Prosegue per anni nei suoi tentativi di scoprire sostanze più sensibili alla luce e che meglio fissassero il risultato ottenuto.
Effettua prove con materiali diversi, si rende conto che è l’argento l’elemento su cui lavorare, ma non abbandona il bitume di giudea, inoltre scopre che i vapori di mercurio riescono a fissare il risulao e a mantenerlo nel tempo; con l’uso dei due nuovi materiali ottiene delle immagini a partire dal 1824.
Dei tentativi effettuati ci rimane quella che è considerata la prima fotografia. Del 1826 è la sua prima immagine disegnata dalla luce, ripresa dopo un’esposizione di circa otto ore effettuata con una camera oscura posizionata davanti a una finestra.
Il supporto è una lastra di peltro, che misura 20 cm di base e 16,5 cm di altezza.
Questa immagine è conservata negli Stati Uniti, ad Austin, presso la Gernsheim Collection. Trattandosi di una immagine positiva diretta, presenta quella che Leonardo da Vinci aveva chiamato intersegatione, cioè l’inversione alto/basso e destra/sinistra, quest’ultima chiaramente non eliminabile se non osservandola riflessa in uno specchio.
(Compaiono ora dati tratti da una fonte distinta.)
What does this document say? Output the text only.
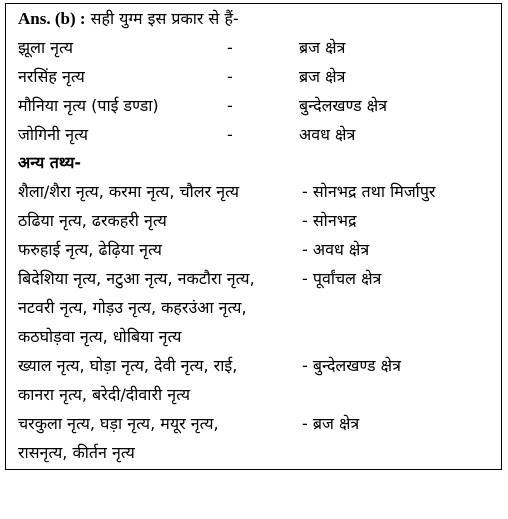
Ans. (b) : सही युग्म इस प्रकार से हैं-
झूला नृत्य	-	ब्रज क्षेत्र
नरसिंह नृत्य	-	ब्रज क्षेत्र
मौनिया नृत्य (पाई डण्डा)	-	बुन्देलखण्ड क्षेत्र
जोगिनी नृत्य	-	अवध क्षेत्र
अन्य तथ्य-
शैला/शैरा नृत्य, करमा नृत्य, चौलर नृत्य	- सोनभद्र तथा मिर्जापुर
ठढिया नृत्य, ढरकहरी नृत्य	- सोनभद्र
फरुहाई नृत्य, ढेढ़िया नृत्य	- अवध क्षेत्र
बिदेशिया नृत्य, नटुआ नृत्य, नकटौरा नृत्य,	- पूर्वांचल क्षेत्र
नटवरी नृत्य, गोड़उ नृत्य, कहरउंआ नृत्य,
कठघोड़वा नृत्य, धोबिया नृत्य
ख्याल नृत्य, घोड़ा नृत्य, देवी नृत्य, राई,	- बुन्देलखण्ड क्षेत्र
कानरा नृत्य, बरेदी/दीवारी नृत्य
चरकुला नृत्य, घड़ा नृत्य, मयूर नृत्य,	- ब्रज क्षेत्र
रासनृत्य, कीर्तन नृत्य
Il ritrovamento è legato al viaggio in Inghilterra compiuto da Niépce nel 1827, quando si reca alla Royal Society di Londra per una dissertazione sul suo procedimento, che egli continua a chiamare eliografia.
In Inghilterra contatta Francis Bauer, cui affida il materiale che ha portato con sé per illustrare la sua scoperta.
La sua relazione viene presa in scarsa considerazione, poichè non illustra compiutamente il suo procedimento. Il materiale rimane a Bauer, il quale appone sul retro della cornice che contiene l’immagine l’annotazione, fondamentale per la datazione.
Dopo l’insuccesso avuto in Inghilterra si verifica un avvenimento che cambierà il suo futuro e anche la storia della fotografia: l’incontro, non casuale, con Louis Jacques Mandé Daguerre.
Nel 1827, durante un viaggio a Parigi, conosce Daguerre che diventerà suo collaboratore. Nel 1829 fonda con Daguerre un'associazione per il perfezionamento dei materiali fotosensibili. Muore  prima di vedere riconosciuta l'importanza delle sue ricerche, nel 1833; gli succede il figlio Isidor Nièpce, ma Dagguerre lo convice a modificare il contratto di assciazione a tal punto che il nome “Nièpce” scompare definitivamente, cosi Daguerre continua da solo le ricerche che lo portano al dagherrotipo. La consacrazione della scoperta avverrà nel gennaio 1839 durante una seduta dell’“Accademia delle scienze”.
Se da vivo Nièpce rimase ignoto al grande pubblico, questo pioniere che non conobbe fama né fortuna oggi è considerato il primo che sia riuscito a far riprodurre dalla luce, senzal’aiuto dell’uomo, un’immagine del mondo e abbia potuto fissarla.